Contrairement aux prévisions de l’Office fédéral de la santé publique (OFSP), la révision proposée rendra encore plus difficile l’accès rapide aux soins pour les patientes et les patients car elle contourne les objectifs visés par les art. 71a à 71d de l’ordonnance sur l’assurance-maladie (OAMal), à savoir l’accès aux médicaments hors étiquette et leur remboursement. L’égalité d’accès aux soins médicaux nécessaires est pourtant un principe de l’assurance-maladie obligatoire. Selon une évaluation de l’OFSP publiée en décembre 2020, ce principe ne serait pas toujours garanti dans le cadre des art. 71a à 71d OAMal.
Quel est l’objectif du Conseil fédéral? Le site internet de l’OFSP apporte un élément de réponse: «Dans le domaine de la prise en charge des médicaments dans des cas particuliers, le Conseil fédéral veut améliorer l’égalité de traitement des patients par les assureurs-maladie, la fixation des prix ainsi que la transparence.» [1] Cependant, nous devons malheureusement constater que l’accent est mis presque exclusivement sur la réduction des coûts. Les facteurs tels que l’égalité d’accès, le bénéfice thérapeutique et la qualité ont été totalement perdus de vue dans le projet de révision.
Des instruments développés pour promouvoir un accès équitable tels que le Swiss Patient Access Pilot (SPAP) ont été mis en œuvre en 2019. L’objectif était de trouver une approche pragmatique pour améliorer l’égalité de traitement. Concrètement, le SPAP sert à démontrer la faisabilité d’intégrer un panel d’experts cliniques indépendants au processus de décision dans le cadre de cas particuliers «controversés» au sens des art. 71a à 71d OAMal («cas de rigueur»). Dans un dialogue impliquant tous les acteurs du système suisse de la santé, le SPAP tente de développer des solutions visant à améliorer la prise en charge des cas de rigueur et à promouvoir l’égalité d’accès aux thérapies contre le cancer indiquées médicalement. Malheureusement, ce mécanisme n’a pas été inclus dans la révision actuelle.

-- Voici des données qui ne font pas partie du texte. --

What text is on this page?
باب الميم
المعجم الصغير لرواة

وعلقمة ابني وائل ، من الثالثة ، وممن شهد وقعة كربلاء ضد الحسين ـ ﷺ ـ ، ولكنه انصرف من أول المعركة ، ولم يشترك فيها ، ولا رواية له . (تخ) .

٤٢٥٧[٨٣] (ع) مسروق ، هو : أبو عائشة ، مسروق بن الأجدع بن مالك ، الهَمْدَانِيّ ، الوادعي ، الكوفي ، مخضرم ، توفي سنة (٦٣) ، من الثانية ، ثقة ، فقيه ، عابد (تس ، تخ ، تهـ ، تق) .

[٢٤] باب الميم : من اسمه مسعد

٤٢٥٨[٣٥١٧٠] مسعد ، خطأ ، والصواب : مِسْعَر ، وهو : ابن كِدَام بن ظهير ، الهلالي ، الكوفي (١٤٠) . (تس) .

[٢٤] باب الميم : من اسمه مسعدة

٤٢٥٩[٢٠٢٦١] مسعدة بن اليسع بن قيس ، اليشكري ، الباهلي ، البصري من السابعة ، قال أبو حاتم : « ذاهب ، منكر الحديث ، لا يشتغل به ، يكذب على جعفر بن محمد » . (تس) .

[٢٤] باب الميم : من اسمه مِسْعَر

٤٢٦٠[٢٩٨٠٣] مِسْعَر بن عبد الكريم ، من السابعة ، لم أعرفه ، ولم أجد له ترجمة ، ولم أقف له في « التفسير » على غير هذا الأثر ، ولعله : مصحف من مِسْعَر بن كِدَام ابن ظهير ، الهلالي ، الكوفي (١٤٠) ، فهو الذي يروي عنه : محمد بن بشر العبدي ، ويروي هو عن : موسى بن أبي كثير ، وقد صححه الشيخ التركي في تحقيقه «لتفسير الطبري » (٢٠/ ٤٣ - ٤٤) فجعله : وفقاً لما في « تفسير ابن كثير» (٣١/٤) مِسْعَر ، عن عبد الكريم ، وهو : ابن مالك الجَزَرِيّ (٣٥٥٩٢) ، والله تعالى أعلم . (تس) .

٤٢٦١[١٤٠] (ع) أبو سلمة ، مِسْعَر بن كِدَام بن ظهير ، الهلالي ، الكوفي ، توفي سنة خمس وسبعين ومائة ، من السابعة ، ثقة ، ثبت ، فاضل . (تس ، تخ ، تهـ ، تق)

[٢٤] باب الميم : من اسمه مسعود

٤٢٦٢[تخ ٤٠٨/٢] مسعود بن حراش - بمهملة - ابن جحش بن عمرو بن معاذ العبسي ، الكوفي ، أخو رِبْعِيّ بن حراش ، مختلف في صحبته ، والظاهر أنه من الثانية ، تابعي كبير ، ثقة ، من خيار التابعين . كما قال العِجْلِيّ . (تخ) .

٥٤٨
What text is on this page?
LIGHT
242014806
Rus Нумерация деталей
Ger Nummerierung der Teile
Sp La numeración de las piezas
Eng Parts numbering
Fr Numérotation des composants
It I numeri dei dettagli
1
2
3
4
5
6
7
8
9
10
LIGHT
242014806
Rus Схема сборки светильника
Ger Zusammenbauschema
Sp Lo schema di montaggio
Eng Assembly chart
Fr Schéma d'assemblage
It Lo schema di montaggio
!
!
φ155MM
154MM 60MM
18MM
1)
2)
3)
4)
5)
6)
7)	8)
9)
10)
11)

Des objectifs tels que la promotion des génériques et des biosimilaires, la hausse du taux de pénétration des génériques, un accès plus rapide aux nouveaux médicaments et une indemnisation équitable – qui sont indispensables pour la sécurité des patients et de l’approvisionnement – ne seront en aucune façon atteints par la présente révision. Au contraire, la mise en œuvre du projet mis en consultation aurait des effets collatéraux dévastateurs. Les mesures au cœur de cette révision se focalisent sur la réduction des coûts. Elles sont déconnectées des connaissances médicales et négligent la sécurité d’approvisionnement. De plus, la révision ne pallie que partiellement les problèmes existants au prix de nouveaux effets secondaires négatifs et de plus de bureaucratie. La politique d’économie des coûts prévue conduit à la restriction de la diversité des traitements et de la liberté thérapeutique, ce qui nuit aux patientes et aux patients. En particulier, l’accès à de nouveaux médicaments innovants avant l’admission dans la liste des spécialités (LS) ne serait presque plus garanti. Le projet de révision mis en consultation aggrave les problèmes qui existent lors de l’admission de nouveaux médicaments dans la LS et il est à craindre que les soins oncologiques en Suisse soient à l’avenir de moindre qualité que ceux dispensés aux États-Unis et dans le reste de l’Europe. Par ailleurs, le système de prix de référence, refusé par le Parlement, est introduit ici dans l’ordonnance.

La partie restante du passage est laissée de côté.